Ed Miliband (leader of the opposition):
Ed Miliband made a speech on Gaza during the 2014 summer assault. He said “I am a supporter of Israel and I believe in Israel’s right to self-defence. But its military actions in the past two weeks have been wrong and unjustifiable. The escalation of violence engulfing Gaza has led, and is leading, to suffering and destruction on an appalling scale, and is losing Israel friends in the international community day by day”
“Israel’s present military action will increase the future threats to its security rather than countering them. Israelis rightly and justifiably want that security, yet their government’s present actions instead risk simply a growing a new generation bent on revenge.”
“First, the government as a whole should condemn the escalating violence now being perpetrated by both sides in this conflict, not just by Hamas. Second, it should be actively engaging with other EU leaders to achieve a united European position, and applying coordinated pressure on both Israel and Hamas to commit to an enduring ceasefire. Third, it should be working to ensure Europe engages actively with John Kerry and the Arab League to re-establish a meaningful peace process once an enduring ceasefire is achieved.”

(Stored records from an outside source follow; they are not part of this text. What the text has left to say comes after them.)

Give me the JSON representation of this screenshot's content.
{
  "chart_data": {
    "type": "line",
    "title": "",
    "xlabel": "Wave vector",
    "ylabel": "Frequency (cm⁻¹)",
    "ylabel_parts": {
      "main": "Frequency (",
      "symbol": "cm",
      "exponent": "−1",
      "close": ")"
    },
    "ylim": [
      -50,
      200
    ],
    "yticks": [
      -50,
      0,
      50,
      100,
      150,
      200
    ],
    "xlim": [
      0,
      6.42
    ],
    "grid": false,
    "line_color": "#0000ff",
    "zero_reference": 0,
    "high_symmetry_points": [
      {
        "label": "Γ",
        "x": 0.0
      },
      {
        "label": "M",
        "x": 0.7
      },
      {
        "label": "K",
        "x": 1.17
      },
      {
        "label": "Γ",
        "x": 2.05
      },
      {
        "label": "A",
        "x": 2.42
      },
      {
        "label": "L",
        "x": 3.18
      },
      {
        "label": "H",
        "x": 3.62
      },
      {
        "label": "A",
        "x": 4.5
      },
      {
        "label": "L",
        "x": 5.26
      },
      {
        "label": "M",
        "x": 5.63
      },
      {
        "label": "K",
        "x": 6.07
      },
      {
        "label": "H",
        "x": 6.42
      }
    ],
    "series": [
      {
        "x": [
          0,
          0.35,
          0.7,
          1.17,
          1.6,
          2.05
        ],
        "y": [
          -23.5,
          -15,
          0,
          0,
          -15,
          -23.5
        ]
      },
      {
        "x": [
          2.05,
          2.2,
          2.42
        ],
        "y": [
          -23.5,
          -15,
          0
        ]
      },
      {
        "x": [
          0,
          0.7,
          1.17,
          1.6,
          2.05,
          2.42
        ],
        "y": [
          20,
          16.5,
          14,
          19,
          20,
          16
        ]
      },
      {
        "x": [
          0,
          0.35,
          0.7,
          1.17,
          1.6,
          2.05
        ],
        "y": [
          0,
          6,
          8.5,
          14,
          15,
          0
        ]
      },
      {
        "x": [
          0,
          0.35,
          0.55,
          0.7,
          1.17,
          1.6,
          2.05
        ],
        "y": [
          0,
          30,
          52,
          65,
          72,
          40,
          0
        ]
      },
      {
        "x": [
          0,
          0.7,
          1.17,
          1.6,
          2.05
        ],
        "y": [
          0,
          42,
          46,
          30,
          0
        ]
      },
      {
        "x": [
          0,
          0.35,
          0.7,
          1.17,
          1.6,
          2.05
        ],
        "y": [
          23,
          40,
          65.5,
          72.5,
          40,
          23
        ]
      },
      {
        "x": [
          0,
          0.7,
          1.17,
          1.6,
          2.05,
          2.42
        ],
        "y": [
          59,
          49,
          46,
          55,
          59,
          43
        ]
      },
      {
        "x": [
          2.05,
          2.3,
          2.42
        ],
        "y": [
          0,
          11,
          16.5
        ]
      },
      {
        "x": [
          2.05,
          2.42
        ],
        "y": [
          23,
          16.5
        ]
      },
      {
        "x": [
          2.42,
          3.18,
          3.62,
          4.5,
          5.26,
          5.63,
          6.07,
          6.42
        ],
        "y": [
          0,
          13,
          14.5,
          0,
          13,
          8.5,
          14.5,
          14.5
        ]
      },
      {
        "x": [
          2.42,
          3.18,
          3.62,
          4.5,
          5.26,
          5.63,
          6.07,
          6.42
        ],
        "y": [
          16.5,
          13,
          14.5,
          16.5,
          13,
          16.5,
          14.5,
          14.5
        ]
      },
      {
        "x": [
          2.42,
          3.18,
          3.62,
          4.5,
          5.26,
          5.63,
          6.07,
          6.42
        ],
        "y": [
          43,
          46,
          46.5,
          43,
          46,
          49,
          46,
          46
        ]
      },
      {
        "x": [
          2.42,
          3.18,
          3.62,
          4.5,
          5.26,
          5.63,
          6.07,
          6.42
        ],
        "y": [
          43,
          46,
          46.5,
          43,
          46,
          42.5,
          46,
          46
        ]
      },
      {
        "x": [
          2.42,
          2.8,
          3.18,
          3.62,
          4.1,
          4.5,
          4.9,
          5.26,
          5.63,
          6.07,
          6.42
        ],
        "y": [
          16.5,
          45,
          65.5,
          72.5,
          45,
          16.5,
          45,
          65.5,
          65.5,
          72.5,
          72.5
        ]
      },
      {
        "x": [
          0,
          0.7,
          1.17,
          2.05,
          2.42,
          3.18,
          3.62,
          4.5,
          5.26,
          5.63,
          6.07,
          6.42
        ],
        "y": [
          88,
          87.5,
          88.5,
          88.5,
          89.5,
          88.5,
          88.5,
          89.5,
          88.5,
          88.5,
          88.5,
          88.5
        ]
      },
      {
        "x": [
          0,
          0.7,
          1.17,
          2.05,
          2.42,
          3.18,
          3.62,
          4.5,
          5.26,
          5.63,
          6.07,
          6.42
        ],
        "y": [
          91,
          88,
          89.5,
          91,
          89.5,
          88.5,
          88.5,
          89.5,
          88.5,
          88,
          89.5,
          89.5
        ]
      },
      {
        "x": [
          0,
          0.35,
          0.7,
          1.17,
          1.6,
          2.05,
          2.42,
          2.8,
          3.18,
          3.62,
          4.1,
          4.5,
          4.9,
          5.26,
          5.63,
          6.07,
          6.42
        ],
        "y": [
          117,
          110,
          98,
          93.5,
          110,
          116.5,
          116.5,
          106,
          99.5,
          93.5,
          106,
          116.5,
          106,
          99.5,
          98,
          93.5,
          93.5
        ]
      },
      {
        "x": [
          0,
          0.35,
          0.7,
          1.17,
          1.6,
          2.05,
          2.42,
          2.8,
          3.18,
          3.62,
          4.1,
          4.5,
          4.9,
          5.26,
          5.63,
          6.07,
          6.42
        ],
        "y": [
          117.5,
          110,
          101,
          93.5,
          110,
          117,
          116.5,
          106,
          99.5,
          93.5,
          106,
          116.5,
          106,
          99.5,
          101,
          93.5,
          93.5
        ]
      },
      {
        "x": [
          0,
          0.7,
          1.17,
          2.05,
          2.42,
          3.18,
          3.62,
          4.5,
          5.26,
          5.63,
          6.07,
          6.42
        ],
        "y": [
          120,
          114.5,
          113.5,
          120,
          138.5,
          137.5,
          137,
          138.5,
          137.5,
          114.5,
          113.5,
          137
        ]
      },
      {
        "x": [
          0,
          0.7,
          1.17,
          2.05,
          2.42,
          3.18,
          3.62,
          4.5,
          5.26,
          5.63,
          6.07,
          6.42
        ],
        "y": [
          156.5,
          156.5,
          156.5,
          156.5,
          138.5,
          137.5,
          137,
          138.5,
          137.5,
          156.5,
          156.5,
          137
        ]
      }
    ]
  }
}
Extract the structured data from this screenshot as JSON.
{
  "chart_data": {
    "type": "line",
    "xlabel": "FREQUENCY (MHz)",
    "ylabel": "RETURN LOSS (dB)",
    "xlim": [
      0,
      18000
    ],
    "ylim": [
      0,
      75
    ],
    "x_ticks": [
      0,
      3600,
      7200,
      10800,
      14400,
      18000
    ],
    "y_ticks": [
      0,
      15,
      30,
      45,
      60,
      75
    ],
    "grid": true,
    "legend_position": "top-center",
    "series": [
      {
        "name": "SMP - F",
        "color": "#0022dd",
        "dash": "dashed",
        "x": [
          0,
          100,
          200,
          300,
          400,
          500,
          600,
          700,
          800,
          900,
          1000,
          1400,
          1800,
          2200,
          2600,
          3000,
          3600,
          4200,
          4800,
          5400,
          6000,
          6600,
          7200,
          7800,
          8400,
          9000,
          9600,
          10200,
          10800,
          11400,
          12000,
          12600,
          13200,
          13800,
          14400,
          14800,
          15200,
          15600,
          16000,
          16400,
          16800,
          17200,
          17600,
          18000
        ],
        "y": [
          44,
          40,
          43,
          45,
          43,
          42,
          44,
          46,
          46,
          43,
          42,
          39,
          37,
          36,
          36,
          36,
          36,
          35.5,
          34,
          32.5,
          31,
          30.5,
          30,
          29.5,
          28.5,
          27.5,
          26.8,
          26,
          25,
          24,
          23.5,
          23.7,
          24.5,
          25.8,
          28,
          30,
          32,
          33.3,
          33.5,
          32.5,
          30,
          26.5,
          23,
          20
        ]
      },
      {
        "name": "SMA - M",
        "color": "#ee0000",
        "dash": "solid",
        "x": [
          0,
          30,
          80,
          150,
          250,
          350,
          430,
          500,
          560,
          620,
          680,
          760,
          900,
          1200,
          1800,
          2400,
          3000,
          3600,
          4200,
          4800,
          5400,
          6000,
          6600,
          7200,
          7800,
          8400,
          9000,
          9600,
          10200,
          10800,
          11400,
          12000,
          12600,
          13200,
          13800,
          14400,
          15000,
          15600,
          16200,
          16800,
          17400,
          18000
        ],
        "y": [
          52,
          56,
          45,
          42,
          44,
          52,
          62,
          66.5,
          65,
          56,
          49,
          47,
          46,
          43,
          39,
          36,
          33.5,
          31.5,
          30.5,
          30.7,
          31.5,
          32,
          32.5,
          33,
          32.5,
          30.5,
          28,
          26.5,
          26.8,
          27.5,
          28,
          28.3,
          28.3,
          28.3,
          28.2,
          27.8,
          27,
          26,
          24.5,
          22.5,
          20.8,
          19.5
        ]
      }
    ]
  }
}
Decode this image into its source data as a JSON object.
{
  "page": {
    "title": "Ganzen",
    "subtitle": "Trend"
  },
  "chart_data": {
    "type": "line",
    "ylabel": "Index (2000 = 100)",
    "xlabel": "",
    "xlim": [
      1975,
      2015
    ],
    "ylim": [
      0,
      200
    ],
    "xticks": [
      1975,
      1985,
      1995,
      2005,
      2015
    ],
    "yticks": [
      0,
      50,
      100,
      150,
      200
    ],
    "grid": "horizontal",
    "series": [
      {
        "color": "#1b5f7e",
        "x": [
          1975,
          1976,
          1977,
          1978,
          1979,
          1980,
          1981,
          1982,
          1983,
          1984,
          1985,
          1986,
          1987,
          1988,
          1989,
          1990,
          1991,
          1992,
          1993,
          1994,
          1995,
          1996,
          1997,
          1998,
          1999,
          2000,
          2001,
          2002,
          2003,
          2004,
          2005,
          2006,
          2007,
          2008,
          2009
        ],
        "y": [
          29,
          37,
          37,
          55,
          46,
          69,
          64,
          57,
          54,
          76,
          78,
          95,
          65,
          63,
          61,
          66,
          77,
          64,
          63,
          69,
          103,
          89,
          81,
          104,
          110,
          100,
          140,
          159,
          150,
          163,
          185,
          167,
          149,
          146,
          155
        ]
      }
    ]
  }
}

At Prime Ministers Question’s - “We have to use every means at our disposal to pressure both sides into those negotiations, because the reality is that confidence that there can be a two-state solution is dwindling month by month. There will be an opportunity to support the cause of the two-state solution at the UN General Assembly later this month by recognising enhanced observer status for the Palestinian Authority. The Opposition support that because we believe it will strengthen the moderate voices among the Palestinians who want to pursue the path of politics, not the path of violence. I urge the Prime Minister to consider adopting that position in the days ahead.
Douglas Alexander (Shadow foreign Secretary):
“since 2011 Labour has supported Palestinian recognition at the United Nations and called on the government to support this important principle.”
Douglas Alexander wrote in a blog for Labour List: “the motion before the House on Monday does not commit Labour to immediate recognition of Palestine, or mandate the UK government to immediately bilaterally recognise the State of Palestine, but it does reaffirm Labour's support for the principle of recognising Palestinian statehood."